December 9, 2024
The birth of the cascading collage concept happened two years ago when we were sixty days out from the premiere of "Trailblazers & Hellraisers," Jana Bommersbach and my book at the Phippen Art Museum outside Prescott. I was feverishly trying to finalize the book and an art show at the museum and at that time I was also filling a scrapbook with narrative image combos that intrigued me. Some were quite abstract. You know, like this:
And, so, from there I started clipping group shots of old photos and putting them on a page and then adding my own two cents to try and find a way to connect them or find a way thru. . .

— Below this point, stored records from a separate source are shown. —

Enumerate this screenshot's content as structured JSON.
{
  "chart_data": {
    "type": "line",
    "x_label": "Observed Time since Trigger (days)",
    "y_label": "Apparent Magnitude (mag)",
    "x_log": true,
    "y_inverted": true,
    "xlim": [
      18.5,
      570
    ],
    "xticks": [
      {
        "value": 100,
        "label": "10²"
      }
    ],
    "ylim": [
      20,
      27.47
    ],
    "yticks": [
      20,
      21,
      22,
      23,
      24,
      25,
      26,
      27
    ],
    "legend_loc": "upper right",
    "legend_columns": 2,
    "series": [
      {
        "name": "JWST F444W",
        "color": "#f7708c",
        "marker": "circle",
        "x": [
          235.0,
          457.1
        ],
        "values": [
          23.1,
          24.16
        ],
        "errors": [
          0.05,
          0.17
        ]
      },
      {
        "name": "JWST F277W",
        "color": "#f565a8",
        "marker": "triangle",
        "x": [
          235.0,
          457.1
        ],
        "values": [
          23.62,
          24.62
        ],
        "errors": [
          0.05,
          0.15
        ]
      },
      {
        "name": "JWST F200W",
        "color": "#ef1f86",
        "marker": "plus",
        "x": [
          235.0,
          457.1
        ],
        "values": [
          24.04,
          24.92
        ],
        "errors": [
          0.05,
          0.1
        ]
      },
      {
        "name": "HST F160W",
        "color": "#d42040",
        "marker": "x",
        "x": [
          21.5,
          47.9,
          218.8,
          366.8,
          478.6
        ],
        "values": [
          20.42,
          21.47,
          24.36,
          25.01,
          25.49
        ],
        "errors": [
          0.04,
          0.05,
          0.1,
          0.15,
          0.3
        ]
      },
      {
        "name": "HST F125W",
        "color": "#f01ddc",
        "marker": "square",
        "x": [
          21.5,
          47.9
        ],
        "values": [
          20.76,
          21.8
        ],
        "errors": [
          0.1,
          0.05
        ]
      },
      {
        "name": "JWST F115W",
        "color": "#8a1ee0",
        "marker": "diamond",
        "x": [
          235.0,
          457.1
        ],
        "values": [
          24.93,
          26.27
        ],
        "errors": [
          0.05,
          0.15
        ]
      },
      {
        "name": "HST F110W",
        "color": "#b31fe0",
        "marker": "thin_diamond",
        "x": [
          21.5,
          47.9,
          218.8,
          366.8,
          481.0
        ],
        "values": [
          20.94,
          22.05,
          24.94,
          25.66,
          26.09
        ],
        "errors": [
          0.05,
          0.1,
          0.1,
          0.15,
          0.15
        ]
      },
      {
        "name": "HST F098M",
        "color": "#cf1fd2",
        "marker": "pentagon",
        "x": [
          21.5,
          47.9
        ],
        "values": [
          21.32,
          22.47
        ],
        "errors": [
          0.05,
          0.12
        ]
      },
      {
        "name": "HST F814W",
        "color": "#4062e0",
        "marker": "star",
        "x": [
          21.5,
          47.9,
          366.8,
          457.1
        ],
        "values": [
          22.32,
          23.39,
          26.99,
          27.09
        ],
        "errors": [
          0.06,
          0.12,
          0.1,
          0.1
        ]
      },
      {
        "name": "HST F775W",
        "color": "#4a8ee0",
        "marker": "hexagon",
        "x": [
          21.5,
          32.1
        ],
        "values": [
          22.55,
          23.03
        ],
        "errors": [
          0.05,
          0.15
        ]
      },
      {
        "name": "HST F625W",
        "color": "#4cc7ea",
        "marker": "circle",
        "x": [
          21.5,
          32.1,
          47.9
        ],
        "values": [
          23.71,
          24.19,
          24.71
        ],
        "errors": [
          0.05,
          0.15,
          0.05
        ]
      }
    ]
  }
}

As I started filling more pages I began to notice that even on the pages where I put dissimilar images together it still had a strange narrative power.
As disparate and non-sequential as all these images are, to my eye, they still start to tell a story! We start to connect them (the sleeping whore and the mining smokestacks, oh, yes, I see a connection!) and it all begins to cohere. It is a strange kind of miraculousness. Perhaps it's merely ridiculous and a total nonsequiter, but at any rate, that led to here. . .
(September 2, 2022)
Then I took this whole cascading idea down to Cattletrack Arts Compound and showed it to Mark McDowell and Brent Bond and they made it fly, and how!
Thanks to Tricia Loscher, the final cascading collage has been unanimously accepted into the Desert Caballeros Art Museum's permanent collection in Wickenburg, Arizona.
"Creativity is allowing yourself to make mistakes. Art is knowing which ones to keep."